Robert Pendergast’s chowder

Puréed vegetable base

  • butter, olive oil or sunflower oil
  • 2-3 large onions, chopped
  • 2 large carrots, chopped
  • 4 stalks celery, chopped
  • 1 c white mushrooms, chopped
  • 2-6 cloves garlic, minced
  • large pinch of sea salt
  • 4 large potatoes, chopped
  • 3 Cortland apples, peeled and chopped

Cook onions, carrots, celery, mushrooms and garlic on a low fire in butter or oil. Add salt. When vegetables are glistening, add potatoes and apples.

Cover and bring to a gentle boil, then simmer until the vegetables are cooked through. Cool slightly, then purée. Set aside.

Chowder

  • butter, olive oil or sunflower oil
  • 1 onion, finely chopped
  • “enough” potatoes, peeled and diced
  • salt and pepper
  • 1 t smoked paprika
  • any fish (e.g. haddock, halibut or salmon) and shellfish combination
  • 500 ml whipping cream

Heat a heavy-bottomed pot and melt butter/heat oil. Add the onion. Then add the potatoes. Add seasonings. Cover with water and bring to a boil. When the potatoes are cooked, stir in the vegetable purée.
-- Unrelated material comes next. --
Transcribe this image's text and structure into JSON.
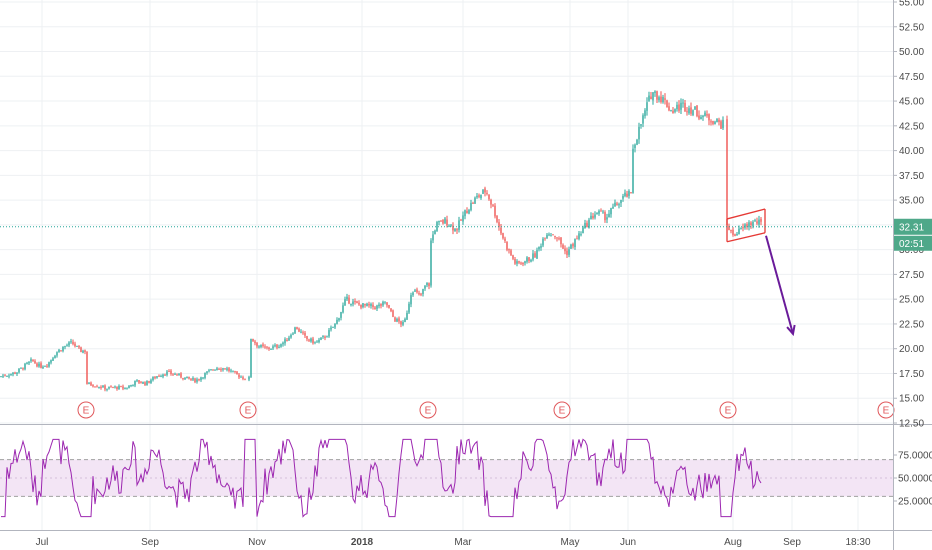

Meanwhile, preheat oven to 400ºF. Season the fish with salt, pepper and butter, then bake until just barely cooked. Then carefully break it up with a spoon or fork and add it to the chowder, along with any shellfish, and heat through.

To finish, add whipping cream and correct the seasoning.

Luxurious variation

Lobster Butter: Take 250g of fresh or frozen cooked lobster meat, and blend 1-2 minutes. Add 250g of room-temperature butter, a pinch of paprika and pepper, and maybe some chopped chives or parsley, and continue to blend until the mixture is smooth. Put a tablespoon or two of lobster butter in each bowl and pour the hot chowder over top. You could also use crab, shrimp, smoked salmon, cooked mussels, smoked mussels, Malpeque oysters, smoked eel, etc. to flavour your butter.

Kristine Kowalchuk is slightly better at shucking an oyster than playing the fiddle.